If you have trouble keeping track of your belongings from one day to the next, imagine the challenge involved in keeping track of nearly 6,000 items in 327 buildings. Sound like a full-time job? For John Rhoades, a safety officer in Facilities and Services, it is. Rhoades is responsible for tracking, inspecting and arranging for maintenance and replacement of the thousands of fire extinguishers throughout campus. Rhoades began his career at the UI in September 2001 as a night-shift building service worker, then transferred to the moving crew for six months before starting his current job in July 2004. Rhoades’ dedication to his work earned him a “Most Valuable Person” award from F&S in September 2006.
Tell me about your job.
When I began this job, I helped my boss – who is now retired – with coordinating the inspection and testing of all the fire-protection systems on campus: fire alarms, sprinklers, standpipes, fire pumps, foam systems, carbon dioxide systems and fire extinguishers.
When my boss retired, my new boss asked me to concentrate on the fire-extinguisher program, and in 2006 I went to the state fire marshall’s office, took a test and got my fire equipment distributor employee license, which allows me to do the annual inspections and hang the tags on the extinguishers.
Because of the size of the campus and because we don’t currently have the tools to do routine testing and maintenance, we have help from a contractor, Getz Fire Equipment.
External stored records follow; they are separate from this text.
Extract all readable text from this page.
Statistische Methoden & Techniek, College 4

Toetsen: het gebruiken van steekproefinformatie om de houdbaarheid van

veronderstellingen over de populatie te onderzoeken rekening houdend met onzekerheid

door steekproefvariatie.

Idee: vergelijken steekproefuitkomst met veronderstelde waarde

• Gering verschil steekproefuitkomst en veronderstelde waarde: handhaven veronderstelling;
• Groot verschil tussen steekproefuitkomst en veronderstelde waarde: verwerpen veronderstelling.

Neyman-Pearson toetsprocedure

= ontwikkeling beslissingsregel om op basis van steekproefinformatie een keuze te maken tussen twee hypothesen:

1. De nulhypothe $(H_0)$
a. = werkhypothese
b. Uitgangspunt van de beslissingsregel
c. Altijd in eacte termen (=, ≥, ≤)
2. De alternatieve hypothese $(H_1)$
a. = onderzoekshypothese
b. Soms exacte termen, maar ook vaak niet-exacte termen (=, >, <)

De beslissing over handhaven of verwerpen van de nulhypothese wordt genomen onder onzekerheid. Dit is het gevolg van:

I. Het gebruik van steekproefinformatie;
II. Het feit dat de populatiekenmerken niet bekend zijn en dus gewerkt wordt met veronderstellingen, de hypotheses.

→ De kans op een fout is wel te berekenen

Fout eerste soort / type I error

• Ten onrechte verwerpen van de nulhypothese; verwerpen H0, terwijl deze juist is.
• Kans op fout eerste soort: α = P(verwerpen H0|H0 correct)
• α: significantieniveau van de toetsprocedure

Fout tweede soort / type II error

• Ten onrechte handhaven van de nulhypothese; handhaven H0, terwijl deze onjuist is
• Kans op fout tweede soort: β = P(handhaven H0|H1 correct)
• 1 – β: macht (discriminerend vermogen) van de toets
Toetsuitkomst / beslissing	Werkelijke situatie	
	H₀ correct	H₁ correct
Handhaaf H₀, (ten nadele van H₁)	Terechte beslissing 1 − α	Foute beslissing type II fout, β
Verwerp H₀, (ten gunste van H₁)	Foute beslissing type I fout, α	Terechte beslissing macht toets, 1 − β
But I go out and inspect them, and if extinguishers need service, testing (done every six years) or maintenance, I pull them for Getz to pick up. I substitute another extinguisher of the same size and type while they’re being serviced. And when an extinguisher is returned, I rotate it into an appropriate slot somewhere else.
How do you keep track of all those fire extinguishers?
I’m creating a database of all the fire extinguishers out there for each building – the type, size, manufacturer and when routine maintenance is due – so we can forecast our expenditures. I have compiled a couple of master spreadsheets, and by serial number we can track where any extinguisher is in any building. I’m using AutoCAD to develop a map of where all the extinguishers are located.
I spent about eight to 10 months going into every single building and inventorying the extinguishers, determining if they were appropriate.
We have about 5,955 extinguishers on campus, but it never stays the same. The campus is always expanding and there are always remodeling projects under way, so the number of extinguishers is always increasing. Sometimes remodeling projects require the number, size or type of extinguishers to change because the buildings expand or the types of hazards in them change. We also have off-campus locations, such as in Rantoul, two sites on High Cross Road in Urbana as well as offices or labs on Monticello Road and Devonshire Drive. By the time we get done doing annual inspections on all of them, it’s time to start over again. Sometimes I’ll get a call from someone at an off-campus location that we were unaware of asking if we’ll inspect their equipment.
To do the annual inspections, we have the campus divided into 44 zones and basically start at the north end at Beckman Institute and work our way south. There’s more involved than just wiping off the extinguisher and hanging the tag. We have to make sure that the maps or spreadsheets are as accurate as possible and be aware of the hazards that are present so the right type of equipment is available.
What do you like most about your job?
I have the best of both worlds – office work and field work. I kid you not, I’ve got the best job in the world.
What did you do before you came to the UI?
I worked for Champaign Overhead Door Co., installing and servicing residential and commercial garage doors and receiving dock doors and openers. Prior to that, I worked for Champaign Asphalt Co. and for Collegiate Cap and Gown as an OSHA and safety compliance officer.
I have a bachelor of science degree in industrial technology from Illinois State University.
What do you like to do when you’re not working?
I lift weights and work out at Gold’s Gym. I like to read a lot, mostly politically-oriented stuff. I’m currently reading “Hughes,” a biography of Howard Hughes.